Attraverso sollecitazioni, provenienti dai social, un gruppo di antropologi, linguisti e giuristi ha affrontato ed approfondito tale tema.
Sicuramente, solo sullo sfondo, si colloca la vexata quanto derubricata quaestio del rapporto tra bestemmia e religione di Stato. È vasto il campo relativo allo studio della blasfemia e molteplici risultano i percorsi necessari per traversarlo. La televisione e il calcio, curiosamente, sono tra i più transitati e, proprio per questo, subiscono una censura davvero impensabile nel nostro tempo.
Gli autori, esplorando questi mondi verbali, emotivi o significativi, hanno trovato anche piccoli movimenti che rivendicano maggiore libertà di parola e auspicano divinità meno permalose che non si offendano per gli sfoghi degli esseri umani.
In generale la bestemmia, con intenzioni effettivamente blasfeme, appare quasi del tutto estinta: ne persiste l’eredità, riconoscibile in abitudini linguistiche, che in passato avevano caratterizzato alcune regioni d’Italia, certo non acattoliche.
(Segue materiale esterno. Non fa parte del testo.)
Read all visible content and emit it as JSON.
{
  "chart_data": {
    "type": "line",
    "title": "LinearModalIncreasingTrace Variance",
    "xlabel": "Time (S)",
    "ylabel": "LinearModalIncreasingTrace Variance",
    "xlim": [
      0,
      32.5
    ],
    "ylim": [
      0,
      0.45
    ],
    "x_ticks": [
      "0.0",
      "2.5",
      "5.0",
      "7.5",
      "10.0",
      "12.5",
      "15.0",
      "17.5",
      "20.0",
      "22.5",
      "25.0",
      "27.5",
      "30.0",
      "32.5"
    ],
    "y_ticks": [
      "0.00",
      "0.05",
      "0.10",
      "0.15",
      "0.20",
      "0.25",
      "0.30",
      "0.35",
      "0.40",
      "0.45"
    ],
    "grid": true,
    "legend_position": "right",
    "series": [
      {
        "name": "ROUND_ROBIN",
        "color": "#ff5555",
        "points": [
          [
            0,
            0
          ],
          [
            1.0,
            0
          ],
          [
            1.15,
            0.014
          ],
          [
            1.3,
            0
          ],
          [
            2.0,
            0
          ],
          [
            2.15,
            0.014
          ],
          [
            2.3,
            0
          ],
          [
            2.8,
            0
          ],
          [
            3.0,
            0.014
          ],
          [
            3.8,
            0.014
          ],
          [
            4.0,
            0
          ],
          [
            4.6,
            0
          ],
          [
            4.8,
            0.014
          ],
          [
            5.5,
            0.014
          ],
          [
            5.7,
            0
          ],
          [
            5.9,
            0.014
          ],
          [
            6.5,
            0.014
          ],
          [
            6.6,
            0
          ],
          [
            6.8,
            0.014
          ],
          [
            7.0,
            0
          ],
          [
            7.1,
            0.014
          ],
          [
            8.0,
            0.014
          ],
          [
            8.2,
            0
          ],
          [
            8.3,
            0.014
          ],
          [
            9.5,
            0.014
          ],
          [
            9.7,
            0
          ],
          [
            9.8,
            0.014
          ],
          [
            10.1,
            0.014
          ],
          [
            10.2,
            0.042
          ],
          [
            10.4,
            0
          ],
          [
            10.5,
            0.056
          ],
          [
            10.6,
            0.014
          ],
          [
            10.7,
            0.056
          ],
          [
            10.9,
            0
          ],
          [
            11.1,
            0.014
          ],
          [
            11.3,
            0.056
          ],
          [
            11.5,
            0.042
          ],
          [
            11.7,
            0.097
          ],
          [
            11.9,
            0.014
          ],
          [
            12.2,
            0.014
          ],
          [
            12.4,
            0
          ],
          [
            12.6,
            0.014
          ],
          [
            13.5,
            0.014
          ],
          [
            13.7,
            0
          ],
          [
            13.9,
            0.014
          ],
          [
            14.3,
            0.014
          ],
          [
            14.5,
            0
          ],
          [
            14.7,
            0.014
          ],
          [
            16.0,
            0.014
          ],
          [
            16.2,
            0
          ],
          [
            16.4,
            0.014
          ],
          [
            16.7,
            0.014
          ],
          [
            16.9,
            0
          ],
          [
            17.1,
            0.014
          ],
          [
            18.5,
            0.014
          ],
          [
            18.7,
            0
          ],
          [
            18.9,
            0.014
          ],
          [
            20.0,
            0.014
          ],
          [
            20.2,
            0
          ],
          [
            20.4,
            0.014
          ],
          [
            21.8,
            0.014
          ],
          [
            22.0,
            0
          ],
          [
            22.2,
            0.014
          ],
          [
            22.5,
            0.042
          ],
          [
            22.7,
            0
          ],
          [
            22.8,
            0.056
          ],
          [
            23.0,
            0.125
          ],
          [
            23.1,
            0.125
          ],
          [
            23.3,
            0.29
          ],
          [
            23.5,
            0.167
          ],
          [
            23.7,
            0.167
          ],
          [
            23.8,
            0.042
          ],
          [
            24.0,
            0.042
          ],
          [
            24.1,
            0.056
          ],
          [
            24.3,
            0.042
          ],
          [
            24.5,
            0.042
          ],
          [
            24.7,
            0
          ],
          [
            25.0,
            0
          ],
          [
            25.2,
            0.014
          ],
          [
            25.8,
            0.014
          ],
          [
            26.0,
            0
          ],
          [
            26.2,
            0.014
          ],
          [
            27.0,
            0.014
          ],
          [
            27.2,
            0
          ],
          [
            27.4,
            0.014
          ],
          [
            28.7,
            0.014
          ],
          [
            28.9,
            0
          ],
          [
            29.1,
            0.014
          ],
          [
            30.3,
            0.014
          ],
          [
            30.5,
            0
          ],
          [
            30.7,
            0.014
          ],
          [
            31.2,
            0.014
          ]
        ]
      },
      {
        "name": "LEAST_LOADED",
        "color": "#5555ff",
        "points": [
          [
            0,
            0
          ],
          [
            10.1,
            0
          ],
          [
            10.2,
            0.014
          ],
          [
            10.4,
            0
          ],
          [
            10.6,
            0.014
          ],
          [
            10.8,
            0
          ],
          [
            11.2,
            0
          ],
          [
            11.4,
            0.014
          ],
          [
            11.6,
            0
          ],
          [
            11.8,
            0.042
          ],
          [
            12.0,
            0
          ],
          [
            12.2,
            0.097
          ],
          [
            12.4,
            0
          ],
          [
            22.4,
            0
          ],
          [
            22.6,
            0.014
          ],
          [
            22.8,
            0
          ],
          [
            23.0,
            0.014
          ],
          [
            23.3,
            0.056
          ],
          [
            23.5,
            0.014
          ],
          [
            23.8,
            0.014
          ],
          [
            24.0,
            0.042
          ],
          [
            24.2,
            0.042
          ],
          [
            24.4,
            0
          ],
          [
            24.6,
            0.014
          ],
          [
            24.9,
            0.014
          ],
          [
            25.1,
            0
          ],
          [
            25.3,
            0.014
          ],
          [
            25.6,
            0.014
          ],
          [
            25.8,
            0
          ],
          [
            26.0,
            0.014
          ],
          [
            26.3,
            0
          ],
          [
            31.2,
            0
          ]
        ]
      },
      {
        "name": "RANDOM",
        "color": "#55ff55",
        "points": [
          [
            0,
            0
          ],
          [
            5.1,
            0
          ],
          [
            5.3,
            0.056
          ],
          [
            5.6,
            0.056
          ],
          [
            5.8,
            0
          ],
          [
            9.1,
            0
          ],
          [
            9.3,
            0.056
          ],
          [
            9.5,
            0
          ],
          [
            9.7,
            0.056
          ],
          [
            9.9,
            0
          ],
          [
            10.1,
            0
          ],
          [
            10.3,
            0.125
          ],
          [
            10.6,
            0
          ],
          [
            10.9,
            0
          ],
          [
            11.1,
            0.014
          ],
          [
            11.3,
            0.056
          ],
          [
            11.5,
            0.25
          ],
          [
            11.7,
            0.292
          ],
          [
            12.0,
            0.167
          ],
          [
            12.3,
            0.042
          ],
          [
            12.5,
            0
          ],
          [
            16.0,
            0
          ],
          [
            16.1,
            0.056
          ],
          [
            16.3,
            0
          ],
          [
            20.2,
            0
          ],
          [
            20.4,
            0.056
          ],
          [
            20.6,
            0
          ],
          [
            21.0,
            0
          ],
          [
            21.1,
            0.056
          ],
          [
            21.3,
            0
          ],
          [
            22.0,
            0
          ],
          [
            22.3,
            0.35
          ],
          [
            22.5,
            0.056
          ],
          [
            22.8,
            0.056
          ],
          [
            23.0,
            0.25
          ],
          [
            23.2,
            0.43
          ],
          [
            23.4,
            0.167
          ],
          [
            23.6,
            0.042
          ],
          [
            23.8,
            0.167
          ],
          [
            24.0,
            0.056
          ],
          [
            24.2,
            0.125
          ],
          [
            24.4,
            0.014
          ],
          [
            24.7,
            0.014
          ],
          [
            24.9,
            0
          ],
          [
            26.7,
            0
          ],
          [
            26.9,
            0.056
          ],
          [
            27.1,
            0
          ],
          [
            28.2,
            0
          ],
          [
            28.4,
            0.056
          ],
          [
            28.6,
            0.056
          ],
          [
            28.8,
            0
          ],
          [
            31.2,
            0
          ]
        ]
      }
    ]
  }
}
È per lo più in forma di eufemismo che oggi, di tali abitudini, resta molto più la forza espressiva che non il contenuto antireligioso.
Attraverso queste pagine gli autori auspicano che la bestemmia sia eliminata dal mondo delle sanzioni giuridiche e rimanga solo un aspetto – sempre interessante da studiare – degli stili verbali ed espressivi della gente.